Programming is a pop culture. It’s informed by practitioners that innovate faster than formal education can keep up. Thus, words like “inheritance,” “class,” and “interface” can have specific formal meanings to computer scientists that differ substantially from the informal meanings programmers ascribe to them.

“Class” is probably the most overloaded example. A class can be a kind of metaobject (as you find in SmallTalk or Ruby) responsible for construction and delegation. It can be a formal class (as you find in Java or C#). It can be a keyword that has no runtime existence (as you find in CoffeeScript or JavaScript ES6), or it can be a pattern for composing constructors with prototypes (as you find in ordinary JavaScript).
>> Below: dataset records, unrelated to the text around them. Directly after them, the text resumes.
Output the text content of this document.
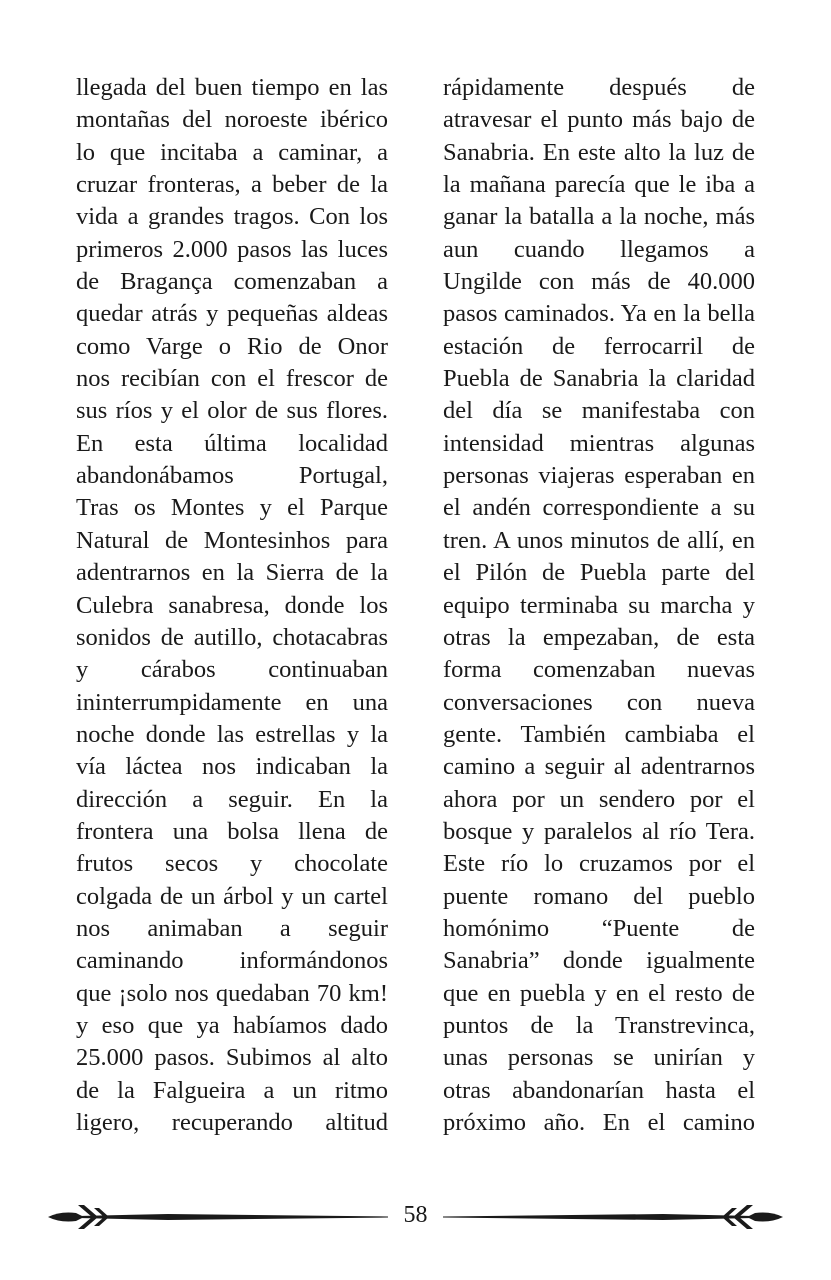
llegada del buen tiempo en las
montañas del noroeste ibérico
lo que incitaba a caminar, a
cruzar fronteras, a beber de la
vida a grandes tragos. Con los
primeros 2.000 pasos las luces
de Bragança comenzaban a
quedar atrás y pequeñas aldeas
como Varge o Rio de Onor
nos recibían con el frescor de
sus ríos y el olor de sus flores.
En esta última localidad
abandonábamos Portugal,
Tras os Montes y el Parque
Natural de Montesinhos para
adentrarnos en la Sierra de la
Culebra sanabresa, donde los
sonidos de autillo, chotacabras
y cárabos continuaban
ininterrumpidamente en una
noche donde las estrellas y la
vía láctea nos indicaban la
dirección a seguir. En la
frontera una bolsa llena de
frutos secos y chocolate
colgada de un árbol y un cartel
nos animaban a seguir
caminando informándonos
que ¡solo nos quedaban 70 km!
y eso que ya habíamos dado
25.000 pasos. Subimos al alto
de la Falgueira a un ritmo
ligero, recuperando altitud
rápidamente después de
atravesar el punto más bajo de
Sanabria. En este alto la luz de
la mañana parecía que le iba a
ganar la batalla a la noche, más
aun cuando llegamos a
Ungilde con más de 40.000
pasos caminados. Ya en la bella
estación de ferrocarril de
Puebla de Sanabria la claridad
del día se manifestaba con
intensidad mientras algunas
personas viajeras esperaban en
el andén correspondiente a su
tren. A unos minutos de allí, en
el Pilón de Puebla parte del
equipo terminaba su marcha y
otras la empezaban, de esta
forma comenzaban nuevas
conversaciones con nueva
gente. También cambiaba el
camino a seguir al adentrarnos
ahora por un sendero por el
bosque y paralelos al río Tera.
Este río lo cruzamos por el
puente romano del pueblo
homónimo “Puente de
Sanabria” donde igualmente
que en puebla y en el resto de
puntos de la Transtrevinca,
unas personas se unirían y
otras abandonarían hasta el
próximo año. En el camino
58
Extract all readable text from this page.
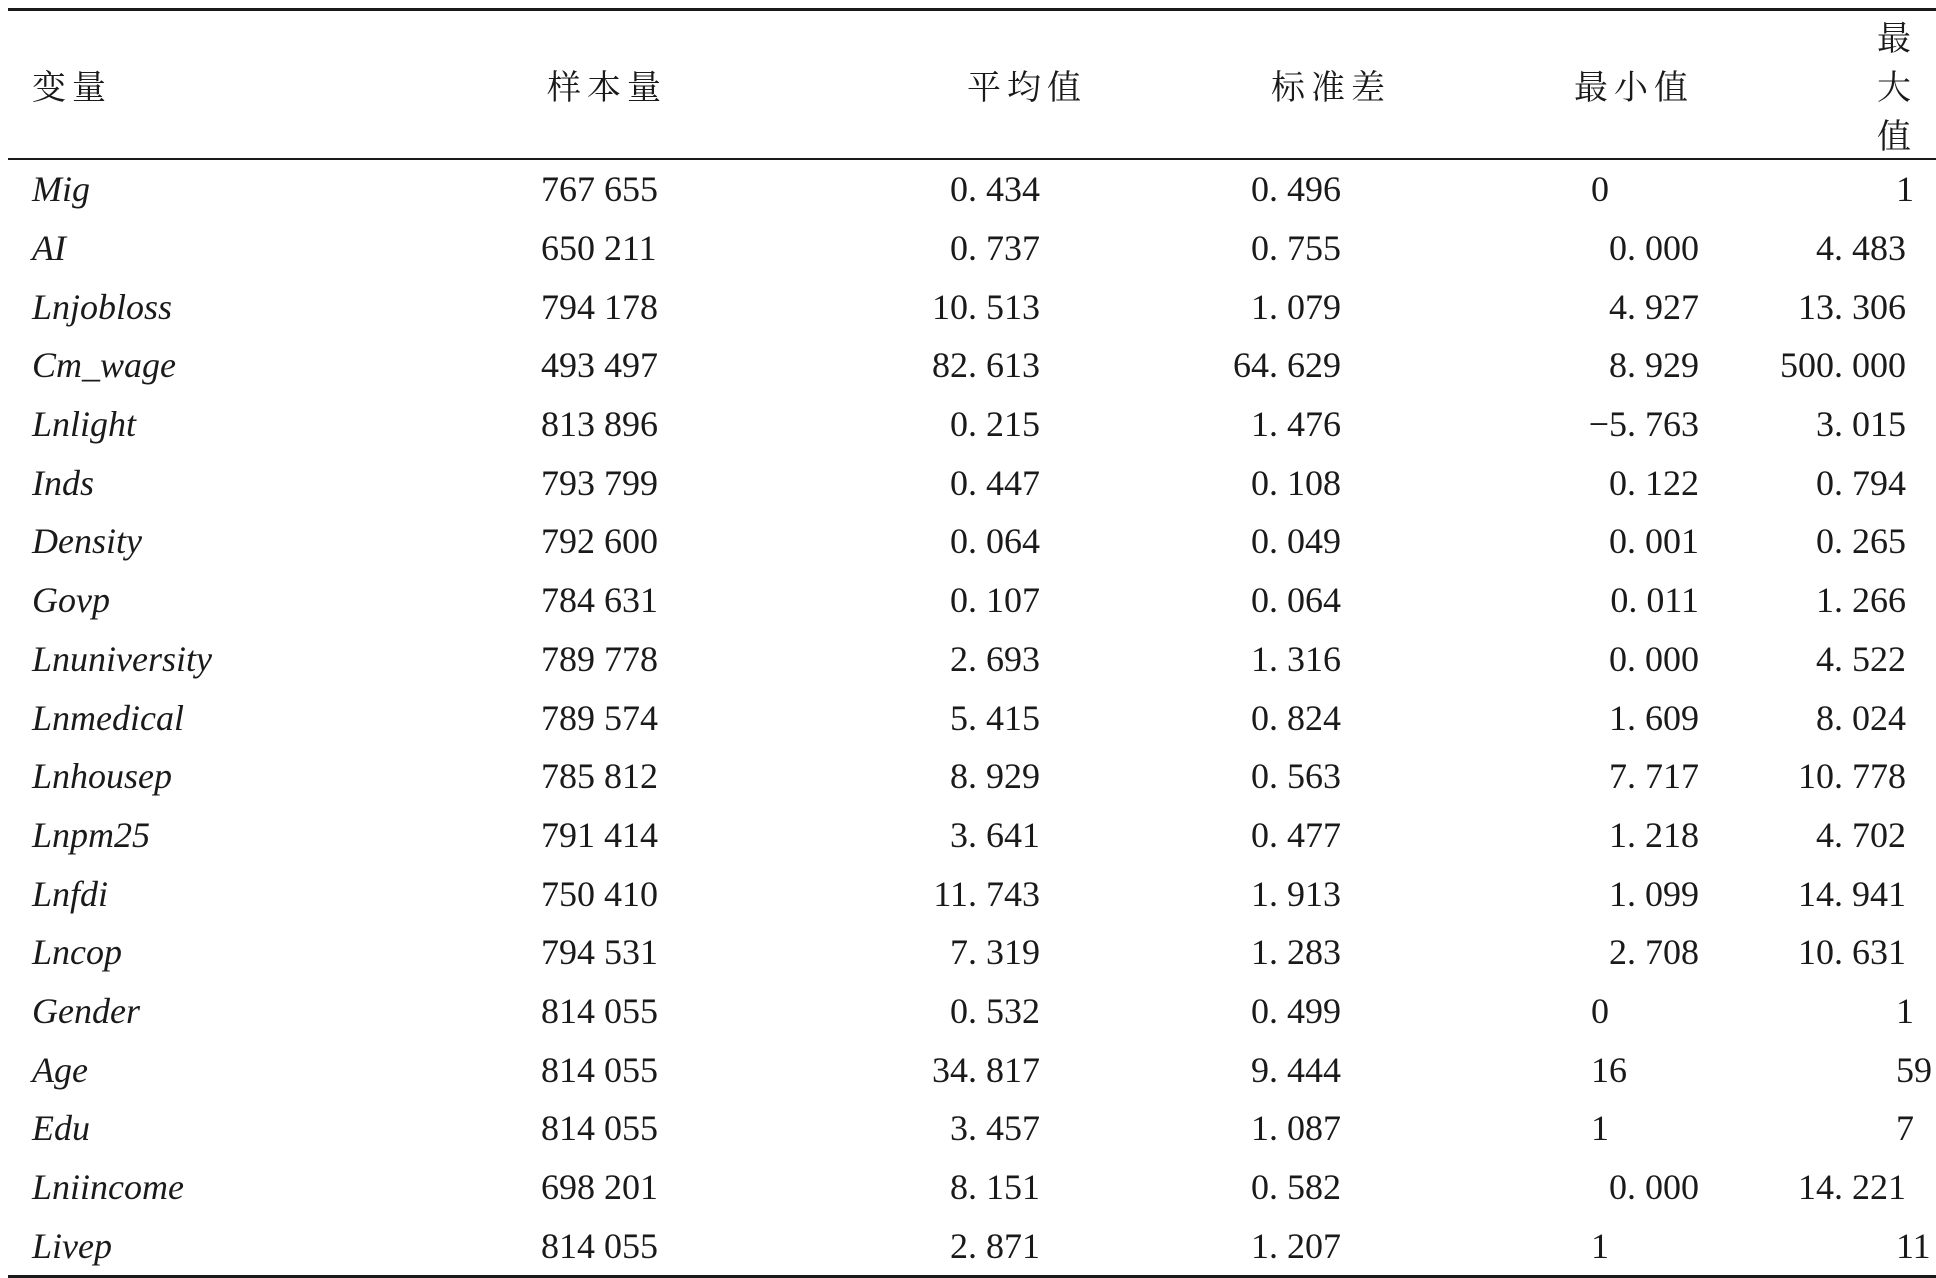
变量	样本量	平均值	标准差	最小值	最大值
Mig	767 655	0. 434	0. 496	0	1
AI	650 211	0. 737	0. 755	0. 000	4. 483
Lnjobloss	794 178	10. 513	1. 079	4. 927	13. 306
Cm_wage	493 497	82. 613	64. 629	8. 929	500. 000
Lnlight	813 896	0. 215	1. 476	−5. 763	3. 015
Inds	793 799	0. 447	0. 108	0. 122	0. 794
Density	792 600	0. 064	0. 049	0. 001	0. 265
Govp	784 631	0. 107	0. 064	0. 011	1. 266
Lnuniversity	789 778	2. 693	1. 316	0. 000	4. 522
Lnmedical	789 574	5. 415	0. 824	1. 609	8. 024
Lnhousep	785 812	8. 929	0. 563	7. 717	10. 778
Lnpm25	791 414	3. 641	0. 477	1. 218	4. 702
Lnfdi	750 410	11. 743	1. 913	1. 099	14. 941
Lncop	794 531	7. 319	1. 283	2. 708	10. 631
Gender	814 055	0. 532	0. 499	0	1
Age	814 055	34. 817	9. 444	16	59
Edu	814 055	3. 457	1. 087	1	7
Lniincome	698 201	8. 151	0. 582	0. 000	14. 221
Livep	814 055	2. 871	1. 207	1	11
The notion of a “class” is usually loosely bound to the notion of expectations: If something is a “Bumblethwaite,” here’s what we can rely on it to be or do. Different languages have different ways of expressing or enforcing the relationship between class and expectation, whether it be a compiler checking variable types, a suite of tests, or even assertions and guards bound to function calls in design-by-contract programming style.

In the end, it is not the words that matter so much as the mastery of the underlying concepts: Constructors, formal classes, expectations, delegation, and ad hoc polymorphism.